Я вышел во двор и лег на кучу песка. И трое суток лежал я, распластавшись на этой куче. Без питья мне стало плохо, и все померкло перед глазами. И не чувствовал, как монахи подняли меня и перенесли в келью. Когда я очнулся, мне дали воды и посадили на стул. Старый монах большими овечьими ножницами окорнал мне волосы и бороду. Открыли окно, чтобы дать мне поболее воздуха, и тут зазвонили к вечерне. Как услышал я этот колокольный звон, так и залился слезами. Плакал и рыдал я долго. И чем дольше плакал, тем легче становилось у меня на сердце, и перестала давить грудь чугунная тяжесть тоски, и я остался в монастыре.

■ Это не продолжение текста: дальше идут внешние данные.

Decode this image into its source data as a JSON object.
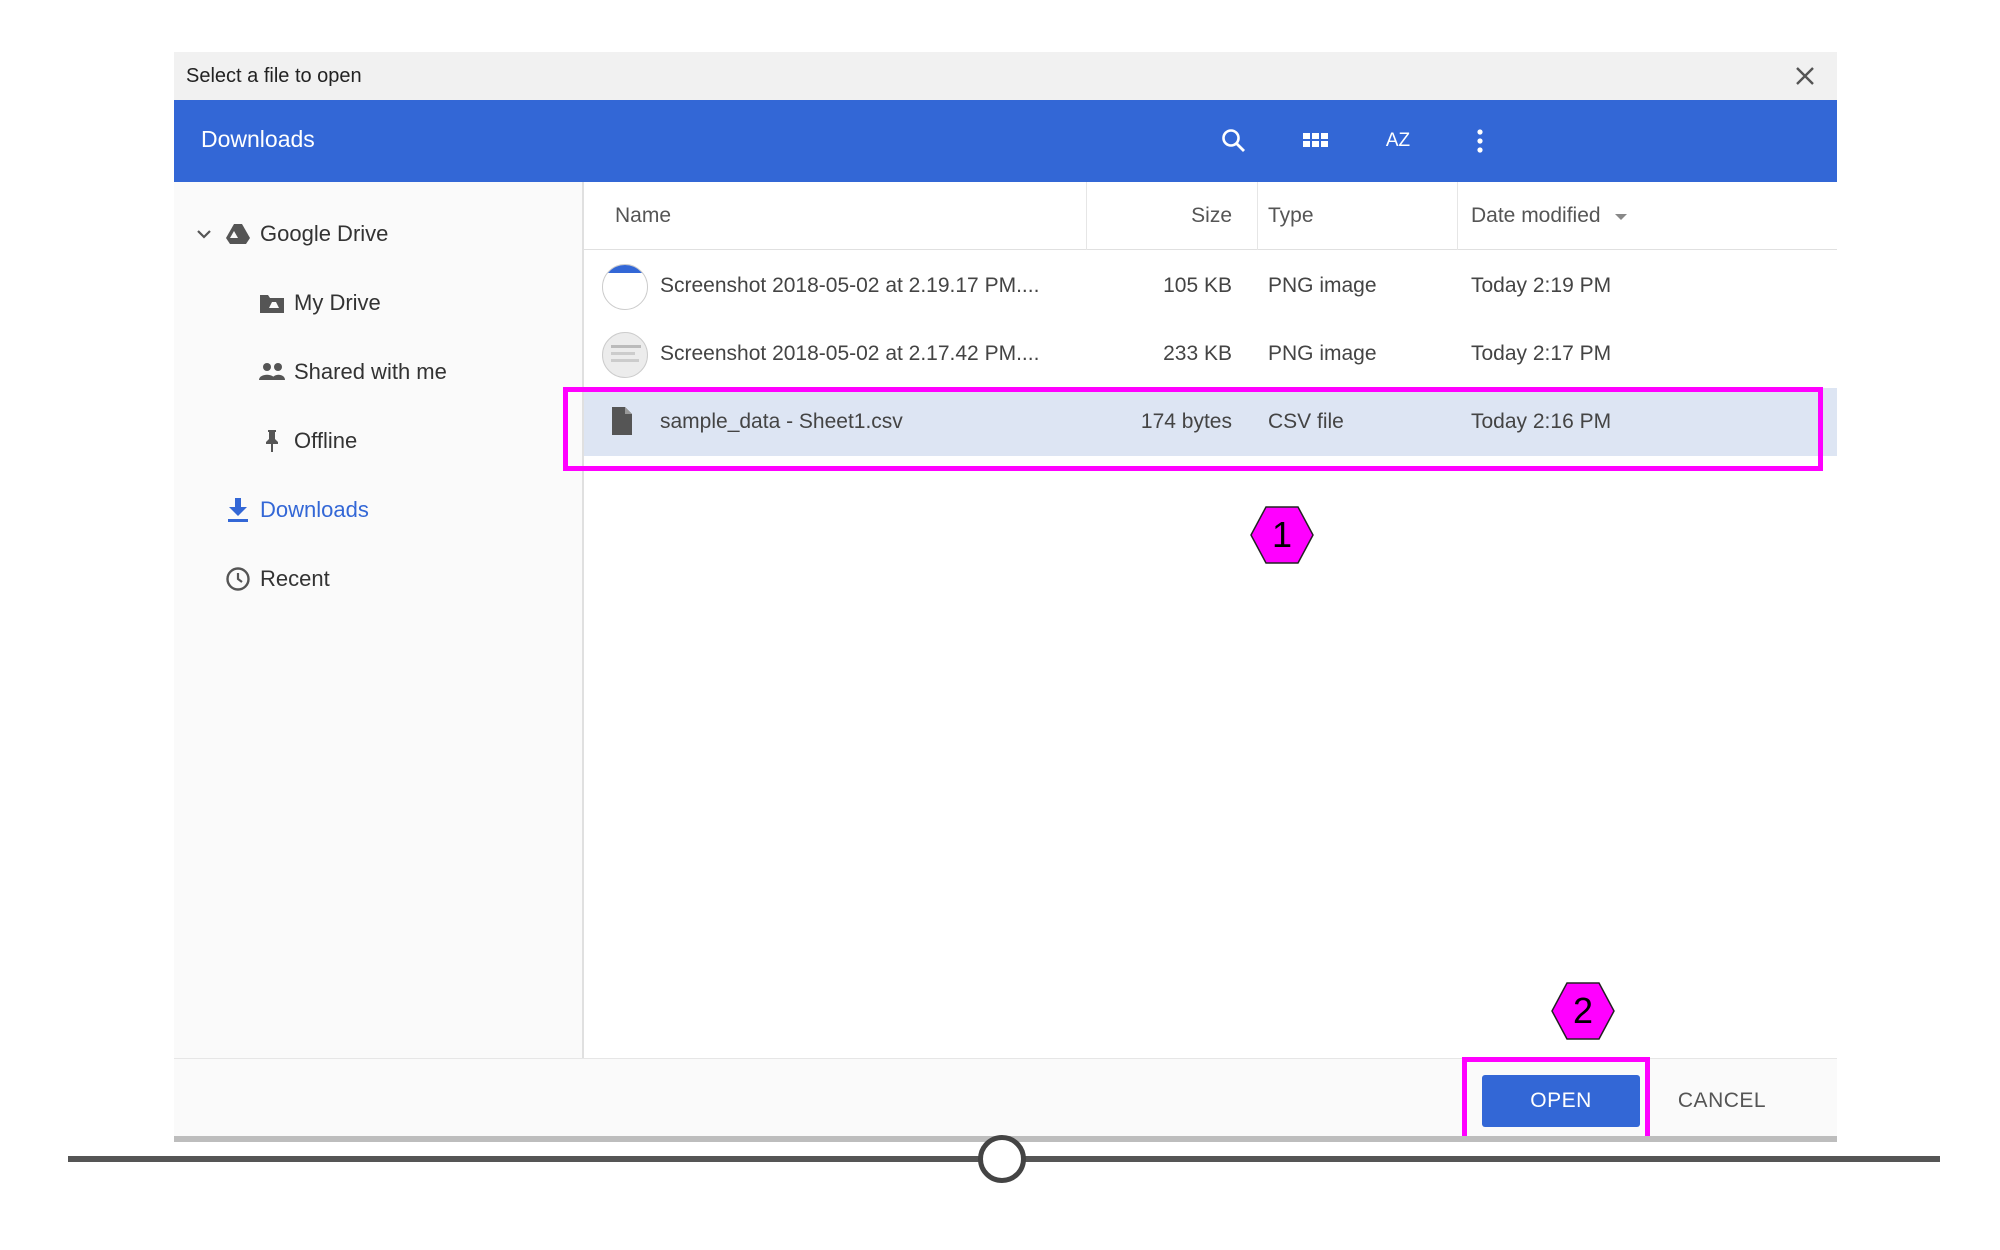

Вначале был трудником, потом три года ходил в послушниках, и назначено мне было рыбное послушание. И много дней в утлой ладье, колыхаясь на волнах вместе с братией, я провел на озере. Нрав здешней рыбы я понял быстро и без улова не возвращался. Отец Игумен любил поесть свежей рыбки, а также и похлебку со снетками, при этом, глядя на меня, всегда шутил: «Чтобы я делал без тебя, отец Питирим». Теперь я уже пострижен в рясофор и стал законным иноком. Без Христа и Матушки Богородицы ни шагу. Молитесь за меня грешного, люди добрые, и Бог не оставит вас.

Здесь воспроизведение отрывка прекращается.